Helston Castle was a medieval castle thought to be built for Edmund, 2nd Earl of Cornwall in the late 13th-century, in Helston, Cornwall. The castle was ruined by the end of the 15th century, and sat at the bottom of Coinagehall Street, where the bowling green and Grylls Monument are now located. Although very little is known about the castle, it is speculated that the castle was a fortified manor house.

==Background==
Edmund, 2nd Earl of Cornwall was the grandson of King John, and a wealthy magnate who served as regent for his cousin King Edward I. As Earl of Cornwall, he controlled eight and a third of Cornwall's nine hundreds, and had an income of around £8,000 per year (the equivalent of roughly £ in 2019). (Note: UK Retail Price Index inflation figures are based on data from Clark, Gregory (2019). "The Annual RPI and Average Earnings for Britain, 1209 to Present (New Series)". MeasuringWorth. Retrieved 14 November 2019.)

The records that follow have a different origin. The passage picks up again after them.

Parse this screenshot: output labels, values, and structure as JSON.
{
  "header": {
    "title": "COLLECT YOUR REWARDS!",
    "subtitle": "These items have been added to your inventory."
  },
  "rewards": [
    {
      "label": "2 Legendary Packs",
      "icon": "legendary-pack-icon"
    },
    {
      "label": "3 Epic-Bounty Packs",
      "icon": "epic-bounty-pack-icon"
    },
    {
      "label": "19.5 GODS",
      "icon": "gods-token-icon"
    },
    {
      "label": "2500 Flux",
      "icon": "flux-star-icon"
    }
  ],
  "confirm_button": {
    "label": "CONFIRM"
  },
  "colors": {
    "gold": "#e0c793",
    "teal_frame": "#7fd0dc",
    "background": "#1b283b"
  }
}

Helston is a town in south-west Cornwall, England. It was granted a town charter by King John in 1201, and gained further status during Edward I's reign, when it became a stannary town (sporting its own coinage hall)which returned two members of parliament.

==History and location==
The castle is thought to have been built sometime in the late 13th century for Edmund, however no primary source for this survives. The only contemporary source for the castle whilst it was in use is the Caption of Seizin of the Duchy of Cornwall, prepared for The Black Prince in 1337. At this time, John Wilkyn, John Goon, Geruase de Treloubes, John Nanslo, Rifhard de Penwerne and Richard Dygydan were renting "1 acre of pasture in the castle of Helliston". This may have referred to land enclosed by the outer bailey of the castle. There is speculation regarding the function of the castle; Charles Henderson said that it was once a fortified manor house. The location of the site, overlooking the river valley, which at the time may have been accessible from the sea, has also led to suggestions that it was more defensive in nature. (Note: This view that the valley below "was accessible from the sea" is contentious and not supported by geologists. See The Loe May, V J. "Loe Bar") William of Worcester visited Helston on 17 September 1478. This was in the afternoon, on his way to Penryn having attended mass at St Michael's Mount earlier that morning. He wrote: "Castellum Helston dirutum: comes Comubiae Edmundus."Indicating that the castle was by then already in ruins. Another fifty years later, John Leland remarked:"Hailestoun, alias Helles, stondith on an hill, a good market tonn, having a mair and privileges; and coinage twis a yere for tynne blokkes. There hath bene a castelie. One paroch chirch at the north-west ende of the towne."In David J Cathcart King's index of British castles, he records Helston Castle as a "vanished castle".

The former site of the castle is now the location of a bowling green and the Grylls Monument, at the bottom of Coinagehall Street.